FROM an Irish economic and political perspective, there is ‘much to worry about’ in relation to Brexit, said Kinsale-based accountant Cormac Fitzgerald this week.
Among the factors to be considered are the impact on sterling, and hence on the competitiveness of the Irish merchandise and service export relationship with the UK.
Other considerations would be: the future trading relationship that would be negotiated between the UK and the EU over a protracted period; the border with Northern Ireland; the implications for the all-island energy market; and the future of UK corporation tax policy. Ireland is now also about to lose a strong and sensible ally around the EU table, particularly in the face of the strong Franco-German axis.’
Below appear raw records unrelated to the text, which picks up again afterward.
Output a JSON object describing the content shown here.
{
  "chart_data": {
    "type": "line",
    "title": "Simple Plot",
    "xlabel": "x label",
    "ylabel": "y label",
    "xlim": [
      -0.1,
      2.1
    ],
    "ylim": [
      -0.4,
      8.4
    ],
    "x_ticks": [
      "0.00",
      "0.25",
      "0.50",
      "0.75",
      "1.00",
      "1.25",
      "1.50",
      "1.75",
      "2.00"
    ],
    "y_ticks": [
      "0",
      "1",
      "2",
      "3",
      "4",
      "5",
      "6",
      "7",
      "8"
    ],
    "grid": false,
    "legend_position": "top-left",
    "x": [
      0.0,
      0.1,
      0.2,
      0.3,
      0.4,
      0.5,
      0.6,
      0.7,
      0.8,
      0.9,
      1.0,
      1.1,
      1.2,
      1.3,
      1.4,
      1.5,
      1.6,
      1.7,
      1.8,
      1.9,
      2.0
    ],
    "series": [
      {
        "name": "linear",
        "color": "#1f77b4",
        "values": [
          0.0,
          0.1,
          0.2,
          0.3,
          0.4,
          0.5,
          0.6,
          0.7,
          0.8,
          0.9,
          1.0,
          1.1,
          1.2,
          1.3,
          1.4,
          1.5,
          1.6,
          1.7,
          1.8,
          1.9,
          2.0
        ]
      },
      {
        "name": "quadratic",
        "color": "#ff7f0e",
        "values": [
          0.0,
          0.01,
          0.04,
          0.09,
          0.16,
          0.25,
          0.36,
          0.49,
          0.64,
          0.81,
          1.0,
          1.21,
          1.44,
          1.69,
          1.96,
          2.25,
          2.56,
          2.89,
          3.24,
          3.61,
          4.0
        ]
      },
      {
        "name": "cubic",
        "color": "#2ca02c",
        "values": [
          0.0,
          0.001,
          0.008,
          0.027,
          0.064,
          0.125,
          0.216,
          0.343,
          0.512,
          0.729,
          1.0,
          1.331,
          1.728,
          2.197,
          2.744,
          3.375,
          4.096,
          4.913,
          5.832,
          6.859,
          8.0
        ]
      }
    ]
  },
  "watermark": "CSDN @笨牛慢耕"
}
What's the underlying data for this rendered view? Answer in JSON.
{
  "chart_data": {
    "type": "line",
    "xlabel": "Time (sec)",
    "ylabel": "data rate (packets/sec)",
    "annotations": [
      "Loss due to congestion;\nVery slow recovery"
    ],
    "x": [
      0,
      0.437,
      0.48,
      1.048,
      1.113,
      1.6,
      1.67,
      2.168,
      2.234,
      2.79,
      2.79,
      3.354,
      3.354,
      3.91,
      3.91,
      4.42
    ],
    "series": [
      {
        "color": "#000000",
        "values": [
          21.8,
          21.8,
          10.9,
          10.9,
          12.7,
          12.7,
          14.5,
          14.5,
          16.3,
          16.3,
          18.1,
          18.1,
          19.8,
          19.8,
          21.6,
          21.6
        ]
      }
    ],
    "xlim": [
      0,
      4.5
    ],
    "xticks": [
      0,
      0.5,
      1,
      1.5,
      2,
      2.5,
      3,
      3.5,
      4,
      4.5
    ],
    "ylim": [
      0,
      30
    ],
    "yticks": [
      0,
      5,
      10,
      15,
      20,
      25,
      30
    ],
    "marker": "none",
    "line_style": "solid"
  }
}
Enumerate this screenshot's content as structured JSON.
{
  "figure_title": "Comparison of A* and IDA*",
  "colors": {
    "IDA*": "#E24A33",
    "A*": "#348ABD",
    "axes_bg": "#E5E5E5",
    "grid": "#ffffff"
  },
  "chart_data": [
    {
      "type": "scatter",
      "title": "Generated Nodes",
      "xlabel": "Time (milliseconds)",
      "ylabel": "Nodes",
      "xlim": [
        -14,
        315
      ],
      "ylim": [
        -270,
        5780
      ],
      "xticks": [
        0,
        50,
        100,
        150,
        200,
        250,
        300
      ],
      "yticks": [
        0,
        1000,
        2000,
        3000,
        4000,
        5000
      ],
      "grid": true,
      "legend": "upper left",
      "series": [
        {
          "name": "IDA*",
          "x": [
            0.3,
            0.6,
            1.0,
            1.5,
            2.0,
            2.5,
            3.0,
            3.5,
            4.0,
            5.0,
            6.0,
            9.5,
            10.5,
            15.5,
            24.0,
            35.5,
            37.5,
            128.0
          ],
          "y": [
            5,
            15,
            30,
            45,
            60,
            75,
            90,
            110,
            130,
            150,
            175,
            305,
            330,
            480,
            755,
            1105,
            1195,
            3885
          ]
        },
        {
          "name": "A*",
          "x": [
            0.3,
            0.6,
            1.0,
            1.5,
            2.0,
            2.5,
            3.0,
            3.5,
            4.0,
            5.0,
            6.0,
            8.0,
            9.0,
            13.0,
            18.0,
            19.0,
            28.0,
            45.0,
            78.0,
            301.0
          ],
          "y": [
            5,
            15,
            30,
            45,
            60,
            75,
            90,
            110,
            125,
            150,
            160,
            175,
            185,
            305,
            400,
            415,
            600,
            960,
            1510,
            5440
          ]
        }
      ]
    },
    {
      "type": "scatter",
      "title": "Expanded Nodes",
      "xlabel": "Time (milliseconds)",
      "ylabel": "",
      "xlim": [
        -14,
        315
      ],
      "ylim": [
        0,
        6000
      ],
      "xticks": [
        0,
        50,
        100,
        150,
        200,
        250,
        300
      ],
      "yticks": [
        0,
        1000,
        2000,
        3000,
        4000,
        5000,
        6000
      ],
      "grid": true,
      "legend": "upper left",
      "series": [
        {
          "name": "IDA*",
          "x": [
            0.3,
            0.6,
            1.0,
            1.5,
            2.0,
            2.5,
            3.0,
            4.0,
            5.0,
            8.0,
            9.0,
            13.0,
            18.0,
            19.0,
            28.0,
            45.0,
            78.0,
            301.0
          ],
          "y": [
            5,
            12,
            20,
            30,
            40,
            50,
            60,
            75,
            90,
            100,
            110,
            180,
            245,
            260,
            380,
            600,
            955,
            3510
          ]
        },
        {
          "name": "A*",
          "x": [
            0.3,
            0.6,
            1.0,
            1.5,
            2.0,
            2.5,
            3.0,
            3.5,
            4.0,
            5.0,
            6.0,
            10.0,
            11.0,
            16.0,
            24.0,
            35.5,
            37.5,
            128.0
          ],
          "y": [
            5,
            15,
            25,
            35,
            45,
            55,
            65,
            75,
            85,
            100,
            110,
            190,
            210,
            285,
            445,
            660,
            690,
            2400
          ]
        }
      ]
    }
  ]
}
‘Uncertainty is now the only valid term that should be applied to the world of business and economics in the immediate aftermath of the decision by the UK electorate. We are not going to wake up any morning soon to discover that the world has changed suddenly,’ he added. ‘In fact it will be life as normal until the negotiations conclude. However, uncertainty and fear will be rampant from here on. That will damage economic and business sentiment in the UK and the rest of the EU.
‘From an Irish economy perspective, the key issues will be:
the impact of an inevitable slowdown in the UK economy on exports to the UK; Irish-owned industry exports 53% of its output, with 44% of that going to the UK – a slowdown in UK growth will obviously damage that.’
Mr Fitzgerald added that sterling is likely to become significantly more volatile over the coming months, with the likely bias towards a weaker UK currency. ‘For Irish companies dealing in sterling, this will obviously be very challenging and difficult to manage.’
Weaker sterling would damage exports to the UK, he said, but could also have a significant negative impact on UK tourism to this country.
‘UK financial markets generally are likely to become much more volatile and a EU risk premium could become a feature.
Ireland could benefit on the FDI front, but this would not be sufficient to offset the potential negatives.’
For small business in particular in Ireland, Brexit poses enormous uncertainty, he said. ‘To cope with those challenges and uncertainties, business will need to be flexible, innovative, and focus more than ever on competitiveness. Irish business has shown itself to possess all of those attributes over the past seven very challenging years and it will again.’